The European Commission’s Industrial Strategy, designed to support the delivery of the bloc’s Green Deal, needs to recognise wind as a key pillar, according to WindEurope.
The association said the launch of the Industrial Strategy is an opportunity to support the industries that will deliver the European Green Deal, with the “accelerated deployment” of wind energy a “pre-requisite” to the success of strategic new value chains such as low-carbon manufacturing, clean mobility and renewable hydrogen.
Not only that, Europe’s wind sector should be recognised as a “strategic” value chain in its own right, according to the trade group.
WindEurope wants to see the Commission’s Industrial Strategy document include measures such as an export strategy for renewables, so “Europeans can match Asian companies that currently out-compete us on terms of finance in non-EU markets”.
Wind power already supplies 15% of Europe’s electricity and employs over 300,000 people, represents more than €25bn of new investments and exports €8bn of goods and services every year.

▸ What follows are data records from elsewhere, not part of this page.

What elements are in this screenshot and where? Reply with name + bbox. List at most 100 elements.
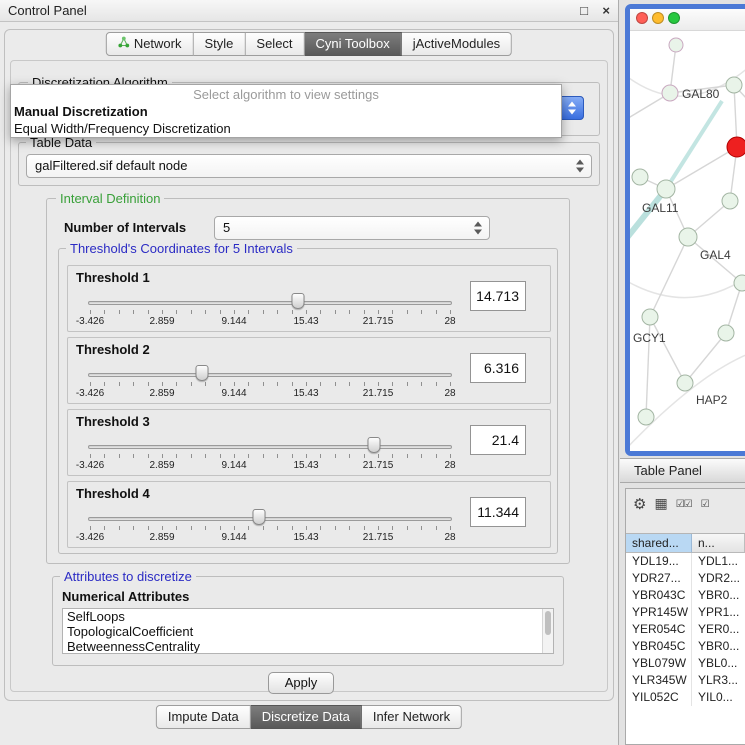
network-node[interactable]	[727, 137, 745, 157]
network-edge[interactable]	[685, 333, 726, 383]
slider-scale-label: 21.715	[363, 388, 394, 399]
network-edge[interactable]	[650, 317, 685, 383]
scrollbar-thumb[interactable]	[545, 611, 551, 635]
algorithm-option[interactable]: Manual Discretization	[11, 103, 561, 120]
network-canvas[interactable]: GAL80GAL11GAL4GCY1HAP2	[630, 31, 745, 451]
threshold-slider-2[interactable]: -3.4262.8599.14415.4321.71528	[78, 360, 462, 402]
slider-rail: -3.4262.8599.14415.4321.71528	[90, 288, 450, 330]
table-row[interactable]: YIL052CYIL0...	[626, 689, 745, 706]
slider-tick	[320, 310, 321, 314]
table-row[interactable]: YDR27...YDR2...	[626, 570, 745, 587]
table-row[interactable]: YER054CYER0...	[626, 621, 745, 638]
float-window-icon[interactable]: □	[580, 3, 588, 18]
slider-tick	[292, 454, 293, 458]
tab-jactivemodules[interactable]: jActiveModules	[402, 32, 512, 56]
slider-scale-label: 2.859	[149, 316, 174, 327]
algorithm-option[interactable]: Equal Width/Frequency Discretization	[11, 120, 561, 137]
slider-tick	[148, 526, 149, 530]
slider-tick	[320, 454, 321, 458]
slider-thumb[interactable]	[253, 509, 266, 525]
attributes-scrollbar[interactable]	[542, 609, 553, 653]
close-window-icon[interactable]: ×	[602, 3, 610, 18]
tab-discretize-data[interactable]: Discretize Data	[251, 705, 362, 729]
network-node[interactable]	[638, 409, 654, 425]
network-node[interactable]	[726, 77, 742, 93]
slider-tick	[119, 526, 120, 530]
tab-network[interactable]: Network	[106, 32, 194, 56]
network-node[interactable]	[669, 38, 683, 52]
slider-thumb[interactable]	[368, 437, 381, 453]
slider-tick	[205, 310, 206, 314]
slider-tick	[421, 526, 422, 530]
column-header[interactable]: n...	[692, 534, 745, 553]
network-node[interactable]	[722, 193, 738, 209]
table-data-select[interactable]: galFiltered.sif default node	[26, 154, 592, 178]
algorithm-popup-placeholder: Select algorithm to view settings	[11, 86, 561, 103]
network-window-titlebar[interactable]	[630, 9, 745, 31]
network-svg[interactable]: GAL80GAL11GAL4GCY1HAP2	[630, 31, 745, 451]
threshold-value-field[interactable]: 6.316	[470, 353, 526, 383]
threshold-slider-1[interactable]: -3.4262.8599.14415.4321.71528	[78, 288, 462, 330]
attribute-item[interactable]: TopologicalCoefficient	[63, 624, 542, 639]
network-node-gal11[interactable]	[657, 180, 675, 198]
column-header[interactable]: shared...	[626, 534, 692, 553]
slider-tick	[306, 310, 307, 314]
network-node[interactable]	[718, 325, 734, 341]
number-of-intervals-value: 5	[215, 217, 489, 239]
table-row[interactable]: YBL079WYBL0...	[626, 655, 745, 672]
table-row[interactable]: YPR145WYPR1...	[626, 604, 745, 621]
gear-icon[interactable]: ⚙	[633, 495, 645, 513]
network-edge[interactable]	[650, 237, 688, 317]
table-row[interactable]: YLR345WYLR3...	[626, 672, 745, 689]
tab-infer-network[interactable]: Infer Network	[362, 705, 462, 729]
network-node[interactable]	[734, 275, 745, 291]
traffic-light-zoom[interactable]	[668, 12, 680, 24]
number-of-intervals-select[interactable]: 5	[214, 216, 490, 240]
threshold-value-field[interactable]: 21.4	[470, 425, 526, 455]
slider-scale-label: 21.715	[363, 316, 394, 327]
slider-thumb[interactable]	[291, 293, 304, 309]
tab-style[interactable]: Style	[194, 32, 246, 56]
network-node-gal4[interactable]	[679, 228, 697, 246]
table-row[interactable]: YDL19...YDL1...	[626, 553, 745, 570]
traffic-light-minimize[interactable]	[652, 12, 664, 24]
slider-tick	[220, 526, 221, 530]
cell-name: YPR1...	[692, 604, 745, 621]
attribute-item[interactable]: SelfLoops	[63, 609, 542, 624]
slider-tick	[248, 454, 249, 458]
attribute-item[interactable]: BetweennessCentrality	[63, 639, 542, 653]
tab-cyni-toolbox[interactable]: Cyni Toolbox	[305, 32, 402, 56]
network-edge[interactable]	[666, 147, 737, 189]
checkbox-pair-icon[interactable]: ☑☑	[676, 499, 692, 510]
columns-icon[interactable]: ▦	[654, 496, 666, 512]
slider-tick	[220, 310, 221, 314]
network-edge[interactable]	[630, 189, 666, 249]
threshold-slider-3[interactable]: -3.4262.8599.14415.4321.71528	[78, 432, 462, 474]
checkbox-icon[interactable]: ☑	[701, 499, 709, 510]
slider-thumb[interactable]	[195, 365, 208, 381]
network-edge[interactable]	[666, 101, 722, 189]
threshold-value-field[interactable]: 11.344	[470, 497, 526, 527]
traffic-light-close[interactable]	[636, 12, 648, 24]
numerical-attributes-list[interactable]: SelfLoopsTopologicalCoefficientBetweenne…	[62, 608, 554, 654]
slider-tick	[450, 526, 451, 530]
tab-select[interactable]: Select	[245, 32, 304, 56]
tab-impute-data[interactable]: Impute Data	[156, 705, 251, 729]
slider-tick	[335, 310, 336, 314]
slider-tick	[407, 382, 408, 386]
slider-scale-label: 9.144	[221, 532, 246, 543]
network-node[interactable]	[632, 169, 648, 185]
slider-tick	[104, 382, 105, 386]
table-panel-header: Table Panel	[620, 458, 745, 483]
threshold-value-field[interactable]: 14.713	[470, 281, 526, 311]
network-node-gcy1[interactable]	[642, 309, 658, 325]
threshold-slider-4[interactable]: -3.4262.8599.14415.4321.71528	[78, 504, 462, 546]
network-node-gal80[interactable]	[662, 85, 678, 101]
table-row[interactable]: YBR043CYBR0...	[626, 587, 745, 604]
network-node-hap2[interactable]	[677, 375, 693, 391]
slider-tick	[104, 454, 105, 458]
apply-button[interactable]: Apply	[268, 672, 334, 694]
slider-tick	[277, 454, 278, 458]
slider-scale-label: 15.43	[293, 460, 318, 471]
table-row[interactable]: YBR045CYBR0...	[626, 638, 745, 655]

The European Commission’s decarbonisation strategy says climate neutrality will need five times more wind energy capacity by 2050 than Europe has today.
“So wind is a natural pillar of the European Green Deal,” said WindEurope.

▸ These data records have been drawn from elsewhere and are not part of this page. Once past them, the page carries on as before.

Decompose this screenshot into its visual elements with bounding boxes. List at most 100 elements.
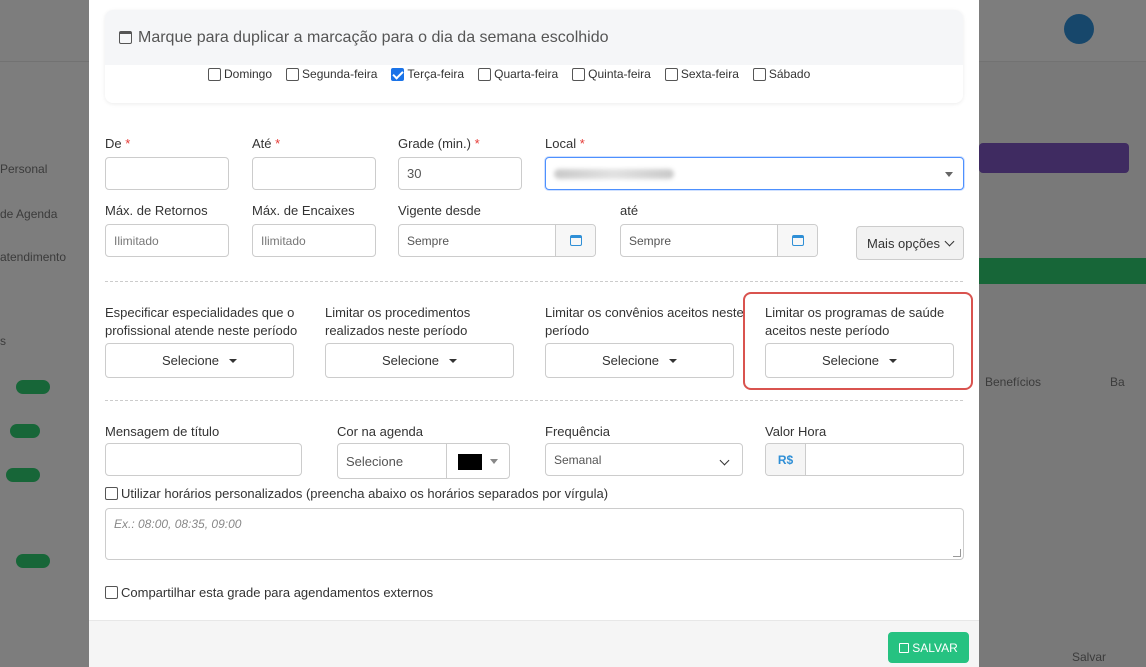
divider <box>105 281 963 282</box>
day-quinta[interactable]: Quinta-feira <box>572 67 651 81</box>
select-label: Selecione <box>161 353 220 368</box>
separator <box>446 444 447 478</box>
mensagem-label: Mensagem de título <box>105 424 220 439</box>
cor-select[interactable]: Selecione <box>337 443 510 479</box>
max-encaixes-input[interactable]: Ilimitado <box>252 224 376 257</box>
day-terca[interactable]: Terça-feira <box>391 67 464 81</box>
calendar-icon <box>569 235 582 246</box>
save-icon <box>899 642 910 653</box>
de-label: De * <box>105 136 131 151</box>
ate-input[interactable] <box>252 157 376 190</box>
custom-times-placeholder: Ex.: 08:00, 08:35, 09:00 <box>114 517 242 531</box>
custom-times-label: Utilizar horários personalizados (preenc… <box>121 486 609 501</box>
frequencia-select[interactable]: Semanal <box>545 443 743 476</box>
max-encaixes-label: Máx. de Encaixes <box>252 203 355 218</box>
day-quarta[interactable]: Quarta-feira <box>478 67 558 81</box>
custom-times-textarea[interactable]: Ex.: 08:00, 08:35, 09:00 <box>105 508 964 560</box>
checkbox[interactable] <box>752 67 766 81</box>
vigente-label: Vigente desde <box>398 203 481 218</box>
calendar-button[interactable] <box>555 225 595 256</box>
modal-footer <box>89 620 979 667</box>
procedimentos-label: Limitar os procedimentos realizados nest… <box>325 305 471 338</box>
valor-hora-input[interactable]: R$ <box>765 443 964 476</box>
local-label: Local * <box>545 136 585 151</box>
especialidades-select[interactable]: Selecione <box>105 343 294 378</box>
custom-times-option[interactable]: Utilizar horários personalizados (preenc… <box>105 486 608 501</box>
schedule-modal: Marque para duplicar a marcação para o d… <box>89 0 979 667</box>
checkbox-checked[interactable] <box>391 67 405 81</box>
day-domingo[interactable]: Domingo <box>208 67 272 81</box>
currency-addon: R$ <box>766 444 806 475</box>
select-label: Selecione <box>381 353 440 368</box>
checkbox[interactable] <box>572 67 586 81</box>
programas-label: Limitar os programas de saúde aceitos ne… <box>765 305 945 338</box>
duplicate-days-panel: Marque para duplicar a marcação para o d… <box>105 10 963 103</box>
vigente-input[interactable]: Sempre <box>398 224 596 257</box>
convenios-select[interactable]: Selecione <box>545 343 734 378</box>
vigente-value: Sempre <box>407 233 450 248</box>
select-label: Selecione <box>601 353 660 368</box>
especialidades-label: Especificar especialidades que o profiss… <box>105 305 298 338</box>
checkbox[interactable] <box>286 67 300 81</box>
day-sabado[interactable]: Sábado <box>752 67 811 81</box>
grade-value: 30 <box>407 166 422 181</box>
vigente-ate-label: até <box>620 203 639 218</box>
convenios-label: Limitar os convênios aceitos neste perío… <box>545 305 744 338</box>
cor-label: Cor na agenda <box>337 424 424 439</box>
day-label: Sexta-feira <box>680 67 739 81</box>
max-retornos-input[interactable]: Ilimitado <box>105 224 229 257</box>
caret-down-icon <box>669 358 678 363</box>
chevron-down-icon <box>944 236 955 246</box>
vigente-ate-value: Sempre <box>629 233 672 248</box>
caret-down-icon <box>889 358 898 363</box>
grade-input[interactable]: 30 <box>398 157 522 190</box>
local-value-redacted <box>554 168 674 179</box>
share-option[interactable]: Compartilhar esta grade para agendamento… <box>105 585 433 600</box>
duplicate-days-title: Marque para duplicar a marcação para o d… <box>138 28 609 46</box>
frequencia-value: Semanal <box>554 452 602 467</box>
more-options-label: Mais opções <box>867 235 940 251</box>
save-button[interactable]: SALVAR <box>888 632 969 663</box>
chevron-down-icon <box>719 455 730 466</box>
day-label: Terça-feira <box>407 67 465 81</box>
divider <box>105 400 963 401</box>
color-swatch[interactable] <box>458 454 482 470</box>
caret-down-icon <box>229 358 238 363</box>
ate-label: Até * <box>252 136 281 151</box>
day-label: Quarta-feira <box>494 67 559 81</box>
chevron-down-icon <box>945 172 953 177</box>
caret-down-icon <box>449 358 458 363</box>
mensagem-input[interactable] <box>105 443 302 476</box>
day-label: Domingo <box>224 67 273 81</box>
programas-select[interactable]: Selecione <box>765 343 954 378</box>
day-label: Segunda-feira <box>302 67 378 81</box>
checkbox[interactable] <box>478 67 492 81</box>
valor-hora-label: Valor Hora <box>765 424 827 439</box>
frequencia-label: Frequência <box>545 424 611 439</box>
duplicate-days-header: Marque para duplicar a marcação para o d… <box>105 10 963 65</box>
weekday-checkboxes: Domingo Segunda-feira Terça-feira Quarta… <box>208 67 824 81</box>
max-retornos-label: Máx. de Retornos <box>105 203 208 218</box>
day-label: Quinta-feira <box>588 67 651 81</box>
de-input[interactable] <box>105 157 229 190</box>
vigente-ate-input[interactable]: Sempre <box>620 224 818 257</box>
day-sexta[interactable]: Sexta-feira <box>664 67 739 81</box>
checkbox[interactable] <box>105 487 118 500</box>
chevron-down-icon <box>490 459 498 464</box>
calendar-button[interactable] <box>777 225 817 256</box>
calendar-icon <box>791 235 804 246</box>
share-label: Compartilhar esta grade para agendamento… <box>121 585 434 600</box>
resize-grip-icon[interactable] <box>953 549 961 557</box>
checkbox[interactable] <box>208 67 221 81</box>
local-select[interactable] <box>545 157 964 190</box>
save-label: SALVAR <box>912 640 958 655</box>
more-options-button[interactable]: Mais opções <box>856 226 964 260</box>
checkbox[interactable] <box>664 67 678 81</box>
cor-select-label: Selecione <box>346 453 404 469</box>
checkbox[interactable] <box>105 586 118 599</box>
day-segunda[interactable]: Segunda-feira <box>286 67 377 81</box>
select-label: Selecione <box>821 353 880 368</box>
calendar-icon <box>119 31 132 44</box>
day-label: Sábado <box>768 67 811 81</box>
procedimentos-select[interactable]: Selecione <box>325 343 514 378</box>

However the association also pointed out that the wind industry in Europe is under pressure “like never before”, with Europe is “at risk” of losing its global leadership on wind energy, and along with it tens of thousands of jobs in industry, research and innovation.

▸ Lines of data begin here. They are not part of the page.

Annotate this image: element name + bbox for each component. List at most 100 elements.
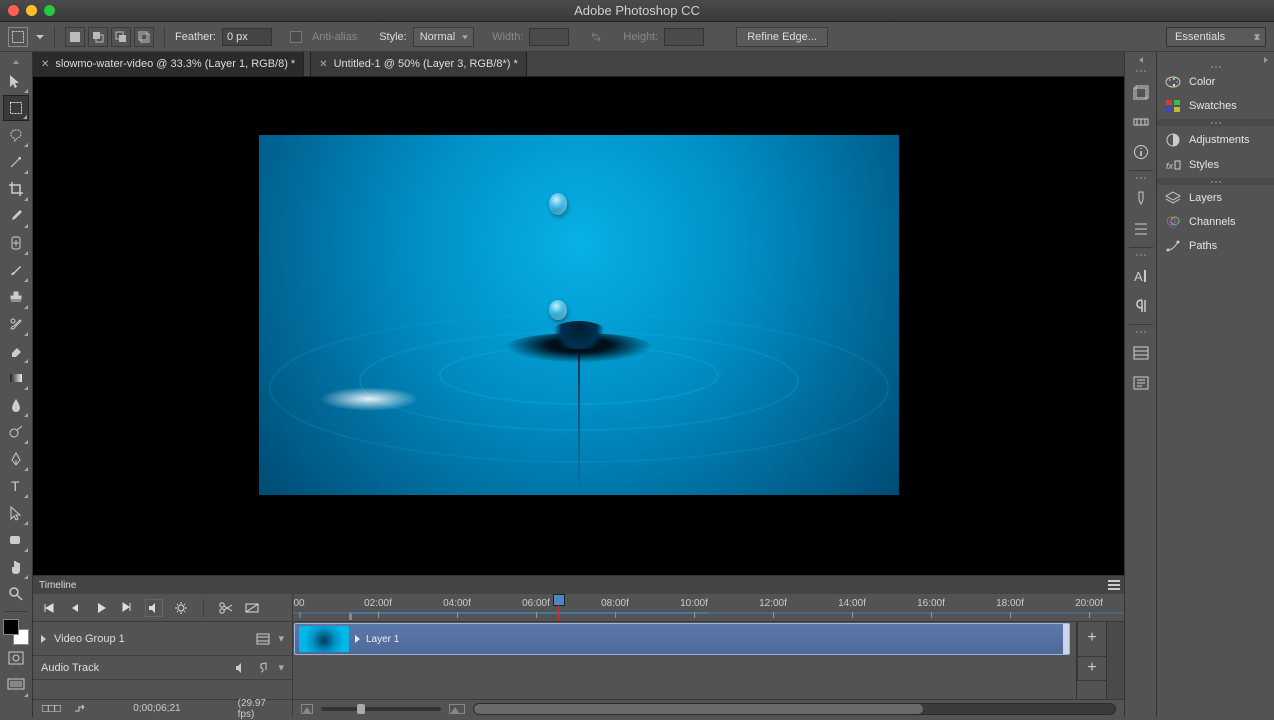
channels-panel-tab[interactable]: Channels: [1157, 210, 1274, 234]
window-zoom-button[interactable]: [44, 5, 55, 16]
style-select[interactable]: Normal: [413, 27, 474, 47]
add-audio-button[interactable]: +: [1077, 657, 1106, 681]
history-brush-tool[interactable]: [3, 311, 29, 337]
eyedropper-tool[interactable]: [3, 203, 29, 229]
timeline-settings-button[interactable]: [173, 600, 189, 616]
brush-presets-panel-icon[interactable]: [1129, 217, 1153, 241]
active-tool-indicator[interactable]: [8, 27, 28, 47]
styles-panel-tab[interactable]: fxStyles: [1157, 153, 1274, 177]
navigator-panel-icon[interactable]: [1129, 341, 1153, 365]
brush-tool[interactable]: [3, 257, 29, 283]
notes-panel-icon[interactable]: [1129, 371, 1153, 395]
zoom-tool[interactable]: [3, 581, 29, 607]
window-titlebar: Adobe Photoshop CC: [0, 0, 1274, 22]
dock-collapse-icon[interactable]: [1131, 56, 1151, 64]
marquee-tool[interactable]: [3, 95, 29, 121]
color-swatch[interactable]: [3, 619, 29, 645]
frame-animation-icon[interactable]: ◻◻◻: [41, 703, 60, 714]
timeline-vscroll[interactable]: [1106, 622, 1124, 699]
prev-frame-button[interactable]: [67, 600, 83, 616]
character-panel-icon[interactable]: A: [1129, 264, 1153, 288]
tools-collapse-icon[interactable]: [6, 58, 26, 66]
stamp-tool[interactable]: [3, 284, 29, 310]
layers-panel-tab[interactable]: Layers: [1157, 186, 1274, 210]
document-area: ✕ slowmo-water-video @ 33.3% (Layer 1, R…: [33, 52, 1124, 717]
timecode[interactable]: 0;00;06;21: [133, 703, 180, 714]
right-dock: A Color Swatches Adjustments fxStyles La…: [1124, 52, 1274, 717]
timeline-transport: [33, 594, 293, 621]
render-icon[interactable]: [74, 702, 86, 715]
timeline-hscroll[interactable]: [473, 703, 1116, 715]
zoom-out-icon[interactable]: [301, 704, 313, 714]
selection-intersect-button[interactable]: [134, 27, 154, 47]
timeline-header[interactable]: Timeline: [33, 576, 1124, 594]
heal-brush-tool[interactable]: [3, 230, 29, 256]
workspace-selector[interactable]: Essentials: [1166, 27, 1266, 47]
quick-mask-toggle[interactable]: [3, 645, 29, 671]
antialias-checkbox[interactable]: [290, 31, 302, 43]
play-button[interactable]: [93, 600, 109, 616]
gradient-tool[interactable]: [3, 365, 29, 391]
shape-tool[interactable]: [3, 527, 29, 553]
selection-new-button[interactable]: [65, 27, 85, 47]
paragraph-panel-icon[interactable]: [1129, 294, 1153, 318]
document-tab[interactable]: ✕ slowmo-water-video @ 33.3% (Layer 1, R…: [33, 52, 304, 76]
magic-wand-tool[interactable]: [3, 149, 29, 175]
height-label: Height:: [623, 31, 658, 43]
disclosure-icon[interactable]: [41, 635, 46, 643]
clip-end-handle[interactable]: [1063, 624, 1069, 654]
document-tab[interactable]: ✕ Untitled-1 @ 50% (Layer 3, RGB/8*) *: [310, 52, 527, 76]
info-panel-icon[interactable]: [1129, 140, 1153, 164]
path-select-tool[interactable]: [3, 500, 29, 526]
close-icon[interactable]: ✕: [41, 59, 49, 70]
color-panel-tab[interactable]: Color: [1157, 70, 1274, 94]
selection-subtract-button[interactable]: [111, 27, 131, 47]
video-clip[interactable]: Layer 1: [294, 623, 1070, 655]
audio-note-icon[interactable]: [256, 661, 270, 675]
move-tool[interactable]: [3, 68, 29, 94]
feather-input[interactable]: [222, 28, 272, 46]
tool-preset-dropdown-icon[interactable]: [36, 35, 44, 39]
brush-panel-icon[interactable]: [1129, 187, 1153, 211]
timeline-footer-right: [293, 700, 1124, 717]
panel-menu-icon[interactable]: [1108, 580, 1120, 590]
video-group-track-header[interactable]: Video Group 1 ▾: [33, 622, 292, 656]
timeline-track-area[interactable]: Layer 1: [293, 622, 1076, 699]
lasso-tool[interactable]: [3, 122, 29, 148]
blur-tool[interactable]: [3, 392, 29, 418]
audio-mute-icon[interactable]: [234, 661, 248, 675]
selection-mode-buttons: [65, 27, 154, 47]
window-minimize-button[interactable]: [26, 5, 37, 16]
crop-tool[interactable]: [3, 176, 29, 202]
type-tool[interactable]: T: [3, 473, 29, 499]
dodge-tool[interactable]: [3, 419, 29, 445]
hand-tool[interactable]: [3, 554, 29, 580]
playhead[interactable]: [558, 596, 559, 621]
screen-mode-toggle[interactable]: [3, 672, 29, 698]
timeline-zoom-slider[interactable]: [321, 707, 441, 711]
track-filmstrip-icon[interactable]: [256, 632, 270, 646]
add-media-button[interactable]: +: [1077, 622, 1106, 657]
adjustments-panel-tab[interactable]: Adjustments: [1157, 127, 1274, 153]
swatches-panel-tab[interactable]: Swatches: [1157, 94, 1274, 118]
dock-expand-icon[interactable]: [1157, 56, 1274, 64]
split-clip-button[interactable]: [218, 600, 234, 616]
paths-panel-tab[interactable]: Paths: [1157, 234, 1274, 258]
pen-tool[interactable]: [3, 446, 29, 472]
zoom-in-icon[interactable]: [449, 704, 465, 714]
selection-add-button[interactable]: [88, 27, 108, 47]
window-close-button[interactable]: [8, 5, 19, 16]
properties-panel-icon[interactable]: [1129, 110, 1153, 134]
eraser-tool[interactable]: [3, 338, 29, 364]
audio-track-header[interactable]: Audio Track ▾: [33, 656, 292, 680]
next-frame-button[interactable]: [119, 600, 135, 616]
timeline-ruler[interactable]: 0002:00f04:00f06:00f08:00f10:00f12:00f14…: [293, 594, 1124, 621]
transition-button[interactable]: [244, 600, 260, 616]
disclosure-icon[interactable]: [355, 635, 360, 643]
history-panel-icon[interactable]: [1129, 80, 1153, 104]
refine-edge-button[interactable]: Refine Edge...: [736, 27, 828, 47]
go-first-frame-button[interactable]: [41, 600, 57, 616]
mute-button[interactable]: [145, 599, 163, 617]
close-icon[interactable]: ✕: [319, 59, 327, 70]
swap-dimensions-icon[interactable]: [589, 30, 603, 44]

Wind has already lost over 38,000 jobs in Germany alone in the last four years, while China is now installing twice as much wind each year as Europe, according to the association.
“Competition with the Chinese in third country markets is getting tougher because they come with cheaper government-backed finance and benefit from structural overcapacities built on inflated subsidy regimes,” said WindEurope
The Industrial Strategy can send a strong signal that Europe wants its companies to stay global champions. And that the EU’s industrial policy will be a driver for strategic value chains that will help achieve climate neutrality, according to the trade group.
WindEurope chief executive Giles Dickson (pictured) said: “The EU needs five times more wind than it has today to go climate neutral. The question is: will these turbines be made in Europe?
“The European Green Deal can be the EU’s growth strategy as President von der Leyen said. This starts now with an Industrial Strategy that recognises wind energy. And ensures Climate neutrality translates into hundreds of thousands of wind jobs here in Europe.”